Let's take a moment to try to develop some intuition about the metric used in this competition: [Spearman Correlation Coefficient](https://en.wikipedia.org/wiki/Spearman%27s_rank_correlation_coefficient).

> Spearman's rank correlation coefficient or Spearman's ρ, named after Charles Spearman and often denoted by the Greek letter rho or as rs, is a nonparametric measure of rank correlation (statistical dependence between the rankings of two variables).
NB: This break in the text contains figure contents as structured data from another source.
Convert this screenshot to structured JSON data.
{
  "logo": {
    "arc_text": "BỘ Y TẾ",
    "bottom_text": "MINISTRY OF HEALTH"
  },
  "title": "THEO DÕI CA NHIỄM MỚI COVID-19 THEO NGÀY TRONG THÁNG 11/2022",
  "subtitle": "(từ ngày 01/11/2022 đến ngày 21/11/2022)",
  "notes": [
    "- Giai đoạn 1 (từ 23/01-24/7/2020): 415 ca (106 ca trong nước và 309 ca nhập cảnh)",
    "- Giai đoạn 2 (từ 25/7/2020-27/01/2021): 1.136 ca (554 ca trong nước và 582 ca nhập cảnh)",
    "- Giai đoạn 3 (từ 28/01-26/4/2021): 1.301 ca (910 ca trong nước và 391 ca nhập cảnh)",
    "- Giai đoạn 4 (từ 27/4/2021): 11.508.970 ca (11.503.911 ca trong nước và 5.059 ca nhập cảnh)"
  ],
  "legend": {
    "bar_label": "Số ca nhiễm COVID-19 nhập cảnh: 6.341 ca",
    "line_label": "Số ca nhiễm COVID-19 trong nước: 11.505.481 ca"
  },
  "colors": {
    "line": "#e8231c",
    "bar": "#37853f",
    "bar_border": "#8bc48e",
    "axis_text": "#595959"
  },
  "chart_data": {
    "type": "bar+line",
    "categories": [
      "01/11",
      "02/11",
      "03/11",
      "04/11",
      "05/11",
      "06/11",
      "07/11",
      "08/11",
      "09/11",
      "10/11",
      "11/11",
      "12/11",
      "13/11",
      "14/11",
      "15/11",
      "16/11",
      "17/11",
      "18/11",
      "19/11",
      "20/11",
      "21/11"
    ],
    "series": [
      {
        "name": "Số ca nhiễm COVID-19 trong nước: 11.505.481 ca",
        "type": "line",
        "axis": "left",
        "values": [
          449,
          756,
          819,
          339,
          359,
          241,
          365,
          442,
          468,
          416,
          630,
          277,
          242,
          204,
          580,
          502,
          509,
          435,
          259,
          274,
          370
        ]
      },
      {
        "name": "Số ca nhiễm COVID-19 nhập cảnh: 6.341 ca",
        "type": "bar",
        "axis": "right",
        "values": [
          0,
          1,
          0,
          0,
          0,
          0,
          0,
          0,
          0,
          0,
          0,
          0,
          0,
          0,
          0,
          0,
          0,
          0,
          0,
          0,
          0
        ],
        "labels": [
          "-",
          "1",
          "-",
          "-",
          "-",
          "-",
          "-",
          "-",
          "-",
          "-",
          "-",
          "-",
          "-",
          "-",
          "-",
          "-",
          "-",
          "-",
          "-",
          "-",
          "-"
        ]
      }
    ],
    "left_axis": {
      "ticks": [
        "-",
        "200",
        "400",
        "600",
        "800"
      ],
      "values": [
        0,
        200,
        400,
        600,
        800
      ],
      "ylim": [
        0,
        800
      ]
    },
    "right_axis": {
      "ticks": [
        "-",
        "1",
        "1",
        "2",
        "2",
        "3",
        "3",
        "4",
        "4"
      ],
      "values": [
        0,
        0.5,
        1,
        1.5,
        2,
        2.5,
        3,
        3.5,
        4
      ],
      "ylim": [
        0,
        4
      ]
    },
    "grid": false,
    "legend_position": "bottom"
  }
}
It assesses how well the relationship between two variables can be described using a monotonic function.

Some notes:
 - It only cares about order
 - It ranges from -1 to 1

In [5]:
import numpy as np
from scipy.stats import spearmanr

In [6]:
def print_spearmanr(a, b):
    v = spearmanr(a, b)
    print(v, v.correlation)

In [8]:
# When sequence order matches perfectly, we get 1.0
a = np.array([0., 1., 2., 3.])
b = np.array([0., 1., 2., 3.])
print_spearmanr(a, b) # --> 1.

SpearmanrResult(correlation=1.0, pvalue=0.0) 1.0


In [9]:
# Even if the values are not the same, as long as the order is correct, we get 1.0
b2 = np.array([4., 5., 6., 7.])
print_spearmanr(a, b2)  # --> 1.

SpearmanrResult(correlation=1.0, pvalue=0.0) 1.0


### What happens when our target (a) has identical values in it?

In [14]:
# What happens when we have ties
a = np.array([0.5, 0.5, 0.7, 0.7])
b = np.array([4., 4.01, 6., 7.])
print_spearmanr(a, b) # --> 0.89

SpearmanrResult(correlation=0.8944271909999159, pvalue=0.10557280900008413) 0.8944271909999159


In [17]:
# What happens when we have ties AND get the tie correct in our output
a = np.array([0.5, 0.5, 0.7, 0.7])
b = np.array([4., 4., 6., 7.])
print_spearmanr(a, b) # --> 0.94

SpearmanrResult(correlation=0.9428090415820635, pvalue=0.05719095841793652) 0.9428090415820635


What's interesting here is that the score will swing wildly if we don't predict when values are identical. For example, in the first case we predicted `4.01` and in the second we predicted `4.00`. Despite this tiny change, the score varies hugely.

This is probably important because many of the values in the training set are identical, so we need to come up with a good way to predict when values are the same.